I found this sort of surprising....

for the longest time I thought that medical science was in the pocket of Big Pharma, and that any such declarations of the value of common food stuffs would be generally squelched until such time as a synthetic derivative could be formulated and patented.


Natural products is a huge area of pharmaceutical/medicinal research, no matter the source. The thing is, any bioactive compound they can find and isolate in these, they can (and will) patent it; common herb or otherwise. They can't patent the herb itself, but the stuff in it? Absolutely.


Originally posted by KilgoreTrout
Research requires funding, where does the funding come from? Big Pharma are eager to identify and exploit natural resources, and then, naturally, they are best able and placed to develop a synthesised alternative for the pharmacutical market. There are a lot of PhDs in the plant sciences that are funded by Big Pharma, almost as many as there are being funded by the major fuel producers.
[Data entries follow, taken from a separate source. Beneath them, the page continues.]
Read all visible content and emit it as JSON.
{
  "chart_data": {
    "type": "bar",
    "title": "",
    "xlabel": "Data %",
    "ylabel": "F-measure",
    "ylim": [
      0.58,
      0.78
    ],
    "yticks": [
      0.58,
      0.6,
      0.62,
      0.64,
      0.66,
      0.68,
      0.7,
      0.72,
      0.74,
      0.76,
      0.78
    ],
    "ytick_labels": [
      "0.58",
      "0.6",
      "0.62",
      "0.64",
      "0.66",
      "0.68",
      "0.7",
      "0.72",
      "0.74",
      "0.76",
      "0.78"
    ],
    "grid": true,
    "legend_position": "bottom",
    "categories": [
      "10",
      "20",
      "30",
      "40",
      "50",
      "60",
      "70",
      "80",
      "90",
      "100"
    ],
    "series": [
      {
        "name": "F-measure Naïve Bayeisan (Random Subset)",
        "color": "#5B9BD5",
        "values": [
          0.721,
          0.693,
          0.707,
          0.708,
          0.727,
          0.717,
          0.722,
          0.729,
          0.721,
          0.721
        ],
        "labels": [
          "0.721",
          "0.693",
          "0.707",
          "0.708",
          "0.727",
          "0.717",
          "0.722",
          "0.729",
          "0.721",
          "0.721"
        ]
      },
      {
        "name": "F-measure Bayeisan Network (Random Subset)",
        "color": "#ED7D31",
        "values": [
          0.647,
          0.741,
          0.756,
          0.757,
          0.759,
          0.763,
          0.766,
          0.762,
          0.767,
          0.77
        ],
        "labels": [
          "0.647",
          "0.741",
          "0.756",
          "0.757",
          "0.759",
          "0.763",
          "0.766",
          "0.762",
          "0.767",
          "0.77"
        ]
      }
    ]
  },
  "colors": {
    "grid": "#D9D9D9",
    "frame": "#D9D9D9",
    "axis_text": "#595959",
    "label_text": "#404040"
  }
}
Plant scientists don't tend to have much to do with drug discovery or the isolation and structural elucidation of natural products. That's where we chemists come into it. Of the PhD's I know in the latter area, almost all of them have their project's funded by government grants as well as a collaborating independent herbal medicines company. In my group, which focuses on natural product synthesis, most are commercially sensitive and work in collaboration with various organisations, etc. A lot of university based groups will even have their own small pharma company and operate through government funding. However, the same cannot be said for industry labs (obviously).